A weekly update of video releases. Dates in paratheses indicate a previous review in the Monitor.

* THE LION KING - (G, Walt Disney Home Video). A young lion flees his past, then returns to confront it in this tableau of the African plains. The animation surpasses Disney's usual high standards with effects borrowed from photography: The ``camera'' pans its subjects, peers down from on high, and focuses selectively. There's humor, too, and winning music by Academy Award-winner Tim Rice and Elton John. Everything, in fact, is top-notch except the story, which is not as nourishing as Disney's three most recent animated efforts (``The Little Mermaid,'' ``Beauty and the Beast,'' ``Aladdin''). Bear in mind, parents, that the young lion's father is killed through an uncle's scheming, and the short scene of the cub trying to revive his father may be difficult for youngsters. (June 15, 1994) * COLOR OF NIGHT - (R, Hollywood Pictures). In this picture with Bruce Willis (``Die Hard,'' ``Pulp Fiction''), you can guess that there will be (a) cars or people crashing out of windows, (b) gratuitous sex, or (c) a story with a shallow plot. In this case, it's all of the above. Willis plays a psychiatrist who wants to leave his profession after one of his patients jumps out of a window.
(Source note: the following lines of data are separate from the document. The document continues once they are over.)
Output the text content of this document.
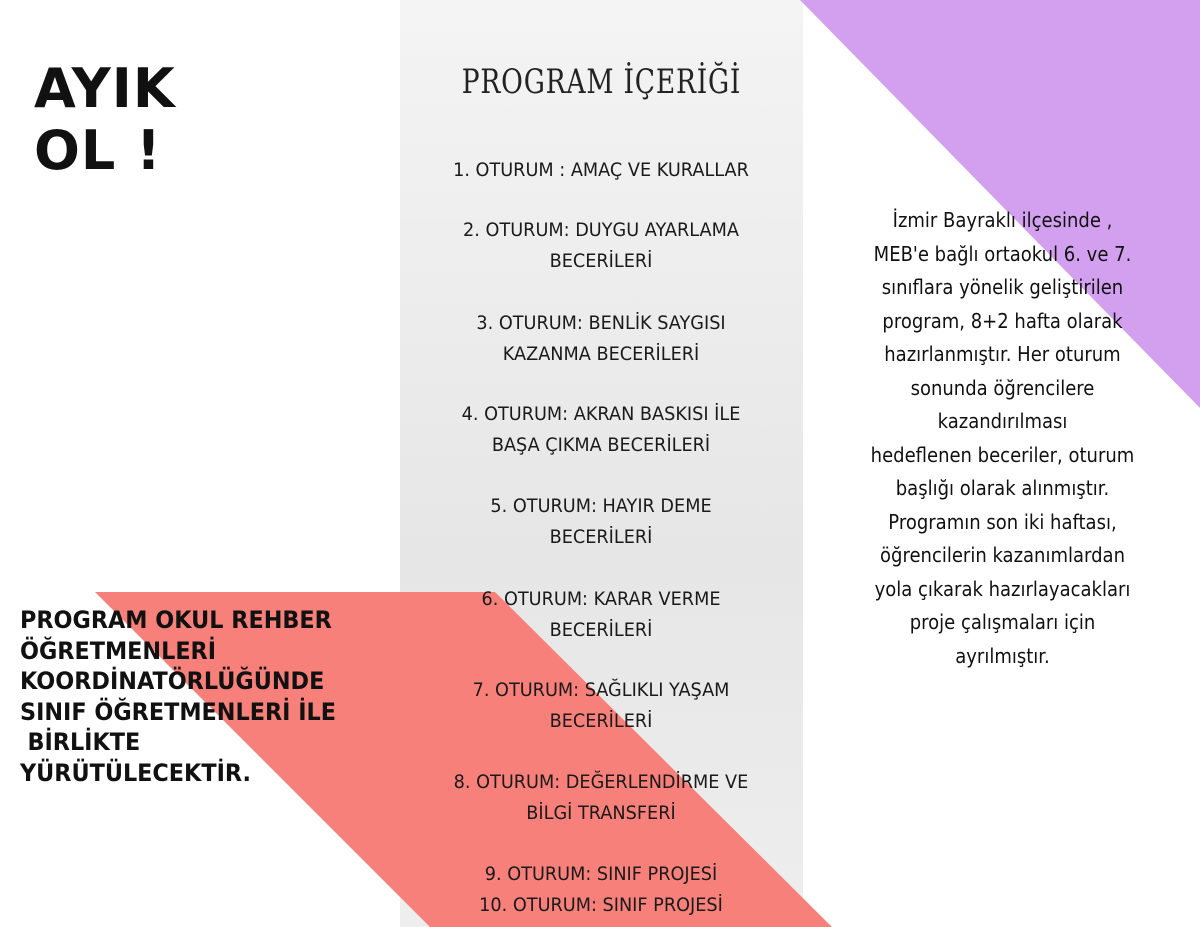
AYIK
OL !
PROGRAM İÇERİĞİ
1. OTURUM : AMAÇ VE KURALLAR
2. OTURUM: DUYGU AYARLAMA
BECERİLERİ
3. OTURUM: BENLİK SAYGISI
KAZANMA BECERİLERİ
4. OTURUM: AKRAN BASKISI İLE
BAŞA ÇIKMA BECERİLERİ
5. OTURUM: HAYIR DEME
BECERİLERİ
6. OTURUM: KARAR VERME
BECERİLERİ
7. OTURUM: SAĞLIKLI YAŞAM
BECERİLERİ
8. OTURUM: DEĞERLENDİRME VE
BİLGİ TRANSFERİ
9. OTURUM: SINIF PROJESİ
10. OTURUM: SINIF PROJESİ

İzmir Bayraklı ilçesinde ,
MEB'e bağlı ortaokul 6. ve 7.
sınıflara yönelik geliştirilen
program, 8+2 hafta olarak
hazırlanmıştır. Her oturum
sonunda öğrencilere
kazandırılması
hedeflenen beceriler, oturum
başlığı olarak alınmıştır.
Programın son iki haftası,
öğrencilerin kazanımlardan
yola çıkarak hazırlayacakları
proje çalışmaları için
ayrılmıştır.

PROGRAM OKUL REHBER
ÖĞRETMENLERİ
KOORDİNATÖRLÜĞÜNDE
SINIF ÖĞRETMENLERİ İLE
BİRLİKTE
YÜRÜTÜLECEKTİR.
But after a colleague is brutally murdered, he feels obligated to take over his practice to help five very disturbed people. Director Richard Rush tries to make the plot twists intriguing, but what happens is that the sex and violence prevail, and the viewer is left asking, ``What is the point of this movie?'' * TIMECOP - (R, MCA Universal Home Video). Time-travel movies tend to create intricate plots, and this violent action-thriller is no exception. Jean-Claude Van Damme stars as Max Walker, an expert member of the Time Enforcement Commission that polices time-travelers who hope to capitalize on foreknowledge. He meets his match with Senator McComb (Ron Silver), who spreads corruption in the commission and endangers Walker's future with his wife. Van Damme's adroit moves, along with a solid ending, are bright spots in this uneven film.